Kraszewski napisał swą powieść w 1876 r. zgodnie z ówczesnym stan wiedzy historycznej. Opierał się na dokumentach, kronikach („Kronika Thietmara”), które nastręczyły późniejszym historykom sporo wątpliwości. Nie bez znaczenia pewnie też było to, iż wtedy Polska znajdowała się pod zaborami, a naród potrzebował wzmacniania swej tożsamości, pokazania że „w jedności siła”, a wiara może stać się jej fundamentem. Słowa „Nigdy bez bólu nie przechodzi człowiek nawet do lepszego stanu, a stokroć trudniejszym jest odrodzenie się społeczeństwa, które zwichnięte w biegu, niełatwo odzyskuje ruch bezpieczny i stały. Chwile przesilenia i gorączki są zawsze dobą nieładu i rozprężenia. Źli korzystają ze swobody, jaką daje nieposzanowanie praw, które się walą, uwalniając zarazem od poszanowania tych, których znać jeszcze nie mogą” (s. 251) można równie dobrze odnieść  do wieków XVIII i XIX, jak i do X.

 Autor suchym faktom nadał kolorytu. W dedykacji dla Bronisława Zaleskiego napisał „Czasy, które się tu malują, szare okrywają mroki, wrócić im cokolwiek życia, starać się je z niemnogich wskazówek i pomników odgadnąć, zaprawdę trudno było. Nie pochlebiam sobie, abym to dokonał tak, jak to należało, alem uczynił pobożnym ku przeszłości sercem, jakiem zdołał i umiał”. Starał się ożywić zamierzchłą przeszłość,  przybliżyć  trudne i ważne  dzieje kraju.
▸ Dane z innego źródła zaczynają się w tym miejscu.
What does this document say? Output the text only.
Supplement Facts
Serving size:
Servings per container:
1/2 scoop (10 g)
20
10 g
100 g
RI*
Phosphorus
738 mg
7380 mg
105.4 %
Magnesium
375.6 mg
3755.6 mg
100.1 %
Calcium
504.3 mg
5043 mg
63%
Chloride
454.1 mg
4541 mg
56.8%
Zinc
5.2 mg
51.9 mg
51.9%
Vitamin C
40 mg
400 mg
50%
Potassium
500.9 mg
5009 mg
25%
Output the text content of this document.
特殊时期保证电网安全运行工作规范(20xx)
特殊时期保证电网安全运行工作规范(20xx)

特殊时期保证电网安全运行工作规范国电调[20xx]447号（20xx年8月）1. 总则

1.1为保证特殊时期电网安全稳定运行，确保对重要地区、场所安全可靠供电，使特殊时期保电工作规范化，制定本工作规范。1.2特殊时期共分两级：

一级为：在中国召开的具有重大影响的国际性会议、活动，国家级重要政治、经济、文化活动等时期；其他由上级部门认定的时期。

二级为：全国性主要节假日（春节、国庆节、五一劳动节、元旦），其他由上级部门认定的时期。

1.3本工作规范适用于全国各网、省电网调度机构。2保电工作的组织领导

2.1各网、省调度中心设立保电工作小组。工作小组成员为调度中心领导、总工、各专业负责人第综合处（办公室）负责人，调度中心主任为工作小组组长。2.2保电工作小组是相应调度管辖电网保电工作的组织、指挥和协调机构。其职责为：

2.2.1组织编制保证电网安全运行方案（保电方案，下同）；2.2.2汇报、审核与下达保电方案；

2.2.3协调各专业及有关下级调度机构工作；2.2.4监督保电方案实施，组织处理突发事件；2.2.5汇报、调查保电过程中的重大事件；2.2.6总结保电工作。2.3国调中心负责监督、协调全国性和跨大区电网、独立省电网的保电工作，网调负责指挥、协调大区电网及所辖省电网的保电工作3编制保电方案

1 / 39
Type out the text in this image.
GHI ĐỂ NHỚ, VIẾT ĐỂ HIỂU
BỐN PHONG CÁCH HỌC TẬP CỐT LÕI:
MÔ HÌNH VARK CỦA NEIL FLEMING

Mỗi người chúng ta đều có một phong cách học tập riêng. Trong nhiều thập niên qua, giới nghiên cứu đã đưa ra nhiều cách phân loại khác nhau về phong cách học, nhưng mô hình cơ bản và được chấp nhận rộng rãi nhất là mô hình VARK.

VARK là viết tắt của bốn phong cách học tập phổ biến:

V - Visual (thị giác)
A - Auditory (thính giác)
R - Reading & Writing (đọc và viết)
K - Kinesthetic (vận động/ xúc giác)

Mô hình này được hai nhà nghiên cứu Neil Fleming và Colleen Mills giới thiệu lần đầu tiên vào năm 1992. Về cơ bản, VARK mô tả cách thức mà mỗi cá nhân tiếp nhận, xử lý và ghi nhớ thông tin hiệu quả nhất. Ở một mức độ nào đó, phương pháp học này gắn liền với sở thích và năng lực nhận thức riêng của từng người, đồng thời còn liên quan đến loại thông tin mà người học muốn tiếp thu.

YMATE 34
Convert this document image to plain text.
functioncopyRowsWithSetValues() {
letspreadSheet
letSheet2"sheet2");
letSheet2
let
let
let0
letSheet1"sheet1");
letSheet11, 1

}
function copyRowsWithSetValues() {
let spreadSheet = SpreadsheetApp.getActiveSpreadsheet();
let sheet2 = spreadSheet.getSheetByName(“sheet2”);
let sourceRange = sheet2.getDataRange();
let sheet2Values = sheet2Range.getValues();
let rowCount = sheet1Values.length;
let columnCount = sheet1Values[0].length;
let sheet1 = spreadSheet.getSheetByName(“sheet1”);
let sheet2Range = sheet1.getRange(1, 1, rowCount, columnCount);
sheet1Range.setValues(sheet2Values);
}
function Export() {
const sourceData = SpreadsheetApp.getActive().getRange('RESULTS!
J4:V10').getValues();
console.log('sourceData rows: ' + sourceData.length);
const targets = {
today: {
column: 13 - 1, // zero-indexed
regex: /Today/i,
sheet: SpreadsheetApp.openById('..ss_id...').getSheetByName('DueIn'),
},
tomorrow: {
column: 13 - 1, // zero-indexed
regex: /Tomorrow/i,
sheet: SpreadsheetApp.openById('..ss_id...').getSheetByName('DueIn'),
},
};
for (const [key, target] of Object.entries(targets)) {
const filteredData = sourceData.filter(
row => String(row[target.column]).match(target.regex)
Czy udało mu się to na tyle, by dotrzeć do współczesnego czytelnika? 

Nie czuję się ani na tyle biegła w historii, ani na tyle obeznana z obszernym dorobkiem literackim Kraszewskiego, aby jednoznacznie ocenić „Lubonie”. Z perspektywy zwykłego czytelnika, w dodatku niespecjalnie gustującego w powieściach historycznych mogę  jednak stwierdzić, że to utwór ciekawy, zarówno pod względem języka, jak i treści, z wyraźnym przekazem, lecz bez prawienia morałów. Przystępny mimo archaizacji. Może zainspirować do sięgania po teksty źródłowe, opracowania historyczne. Na pewno nie należy do najlepszych  dzieł tego pisarza, ale i do najsłabszych bym go nie zaliczyła. 

Warto nadmienić, że 14 i 15 lutego 2015 r. odbyło się „Wielkie Czytanie” powieści historycznej  J. I. Kraszewskiego "Lubonie” w Kościele Świętego Krzyża w Poznaniu.